Troubled waters, troubled projects

Bridges are icons of engineering, and with good reason. They’re an undeniable example of what engineering can do, allowing passage across rivers or voids that would otherwise be insurmountable barriers.

Their forms are mathematics made solid, their supports, curves and towers showing, often in a striped-down form, exactly how the forces that allow vehicles and people to cross them are distributed through their structures. And, often, they have stories: of challenges overcome; of ingenuity; and of triumph and sometimes tragedy.

There isn’t space for an exhaustive study of bridges and their place in civil engineering; such a thing could fill many volumes. This article will confine itself to some highlights and milestones in bridge technology.

Britain’s history with bridges goes back millennia.

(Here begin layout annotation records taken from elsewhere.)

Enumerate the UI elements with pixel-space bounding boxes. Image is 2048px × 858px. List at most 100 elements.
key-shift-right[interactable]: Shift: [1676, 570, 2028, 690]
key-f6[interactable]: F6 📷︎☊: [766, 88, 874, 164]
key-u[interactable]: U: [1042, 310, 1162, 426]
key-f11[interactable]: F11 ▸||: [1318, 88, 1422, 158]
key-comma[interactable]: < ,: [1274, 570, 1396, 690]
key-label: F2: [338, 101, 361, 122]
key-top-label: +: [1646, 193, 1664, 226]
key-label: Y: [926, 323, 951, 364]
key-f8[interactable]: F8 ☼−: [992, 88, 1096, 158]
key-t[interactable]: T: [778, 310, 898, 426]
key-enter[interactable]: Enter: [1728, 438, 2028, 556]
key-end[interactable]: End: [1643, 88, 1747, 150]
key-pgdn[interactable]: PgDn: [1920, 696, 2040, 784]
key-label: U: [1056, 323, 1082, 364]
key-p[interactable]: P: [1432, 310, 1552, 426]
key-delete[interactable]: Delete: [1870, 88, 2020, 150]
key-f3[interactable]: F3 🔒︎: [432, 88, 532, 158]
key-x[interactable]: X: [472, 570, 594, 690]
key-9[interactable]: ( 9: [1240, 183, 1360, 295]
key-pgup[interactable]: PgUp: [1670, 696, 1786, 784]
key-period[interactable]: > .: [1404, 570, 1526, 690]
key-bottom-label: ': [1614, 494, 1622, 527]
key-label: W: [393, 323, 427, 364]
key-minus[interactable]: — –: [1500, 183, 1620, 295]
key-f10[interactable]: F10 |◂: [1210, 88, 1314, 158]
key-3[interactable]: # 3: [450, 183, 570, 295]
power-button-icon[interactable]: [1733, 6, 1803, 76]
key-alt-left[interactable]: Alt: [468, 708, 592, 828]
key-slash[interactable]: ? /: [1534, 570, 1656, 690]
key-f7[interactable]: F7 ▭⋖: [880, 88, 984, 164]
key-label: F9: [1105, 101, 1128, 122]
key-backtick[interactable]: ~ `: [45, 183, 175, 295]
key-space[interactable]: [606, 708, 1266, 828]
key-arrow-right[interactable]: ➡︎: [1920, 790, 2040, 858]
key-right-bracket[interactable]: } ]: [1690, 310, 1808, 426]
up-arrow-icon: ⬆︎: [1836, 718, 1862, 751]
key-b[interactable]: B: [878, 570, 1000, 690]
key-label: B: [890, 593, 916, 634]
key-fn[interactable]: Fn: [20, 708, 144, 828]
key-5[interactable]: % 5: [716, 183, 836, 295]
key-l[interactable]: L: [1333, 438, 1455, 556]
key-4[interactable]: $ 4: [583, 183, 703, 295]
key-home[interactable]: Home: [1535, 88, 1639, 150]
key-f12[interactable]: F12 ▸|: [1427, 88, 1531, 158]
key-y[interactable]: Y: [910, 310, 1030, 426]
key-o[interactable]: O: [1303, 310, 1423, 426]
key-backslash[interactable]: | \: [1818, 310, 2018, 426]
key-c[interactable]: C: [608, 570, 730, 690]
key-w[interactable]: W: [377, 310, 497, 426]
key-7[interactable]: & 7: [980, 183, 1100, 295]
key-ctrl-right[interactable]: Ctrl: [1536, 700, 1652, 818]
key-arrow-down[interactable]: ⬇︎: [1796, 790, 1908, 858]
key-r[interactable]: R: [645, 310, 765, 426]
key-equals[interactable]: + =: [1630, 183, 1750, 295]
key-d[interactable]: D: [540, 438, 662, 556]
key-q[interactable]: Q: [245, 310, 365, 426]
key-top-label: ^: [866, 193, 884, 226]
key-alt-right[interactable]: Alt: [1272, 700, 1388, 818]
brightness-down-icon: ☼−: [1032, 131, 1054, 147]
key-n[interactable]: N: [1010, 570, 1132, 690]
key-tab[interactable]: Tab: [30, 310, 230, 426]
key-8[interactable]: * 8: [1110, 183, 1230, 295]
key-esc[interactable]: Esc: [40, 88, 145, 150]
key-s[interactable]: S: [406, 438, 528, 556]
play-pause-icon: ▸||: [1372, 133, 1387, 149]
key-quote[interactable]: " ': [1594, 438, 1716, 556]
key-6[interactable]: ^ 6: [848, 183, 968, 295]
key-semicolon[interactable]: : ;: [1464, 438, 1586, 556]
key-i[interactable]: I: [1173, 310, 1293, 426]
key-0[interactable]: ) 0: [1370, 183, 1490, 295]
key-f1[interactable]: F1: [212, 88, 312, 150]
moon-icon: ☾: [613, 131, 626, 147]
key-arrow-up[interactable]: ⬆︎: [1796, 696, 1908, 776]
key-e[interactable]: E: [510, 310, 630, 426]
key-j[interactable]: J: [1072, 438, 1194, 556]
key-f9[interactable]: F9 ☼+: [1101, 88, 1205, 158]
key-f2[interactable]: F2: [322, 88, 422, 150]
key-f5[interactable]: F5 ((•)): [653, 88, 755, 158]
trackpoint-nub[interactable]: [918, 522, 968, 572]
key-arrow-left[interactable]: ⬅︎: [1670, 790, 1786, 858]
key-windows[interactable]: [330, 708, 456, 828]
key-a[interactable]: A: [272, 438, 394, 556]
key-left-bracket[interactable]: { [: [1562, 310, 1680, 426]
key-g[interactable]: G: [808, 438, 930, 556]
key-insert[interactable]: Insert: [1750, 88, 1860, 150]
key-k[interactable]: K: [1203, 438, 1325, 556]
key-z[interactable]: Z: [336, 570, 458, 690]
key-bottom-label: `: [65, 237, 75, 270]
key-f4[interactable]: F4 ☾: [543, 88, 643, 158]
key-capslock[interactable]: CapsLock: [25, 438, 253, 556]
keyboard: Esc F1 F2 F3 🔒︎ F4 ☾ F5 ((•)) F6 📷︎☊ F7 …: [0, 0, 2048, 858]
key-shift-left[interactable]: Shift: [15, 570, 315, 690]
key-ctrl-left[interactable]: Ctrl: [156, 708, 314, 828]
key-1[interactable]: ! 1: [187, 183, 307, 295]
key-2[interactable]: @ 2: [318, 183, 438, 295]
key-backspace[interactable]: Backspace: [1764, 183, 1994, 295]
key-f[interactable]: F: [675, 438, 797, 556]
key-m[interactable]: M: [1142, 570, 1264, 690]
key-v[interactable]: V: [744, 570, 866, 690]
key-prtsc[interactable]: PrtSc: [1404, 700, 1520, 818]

London, for example, owes its existence to the bridge technology available the Romans; the city grew up around the lowest bridging point of the River Thames when the Emperor Claudius’s invasion forces established their encampments in 44AD.

Onward through the centuries, the development of new materials and methods or working with them drove bridge design, with notable examples including the world’s first arch bridge made from cast iron, crossing the River Severn near Telford in Shropshire, which opened in 1781. Now an icon of the industrial revolution and a World Heritage Site, the Iron Bridge was designed by architect Thomas Farnolls Pritchard and includes design elements of stone and wooden bridges.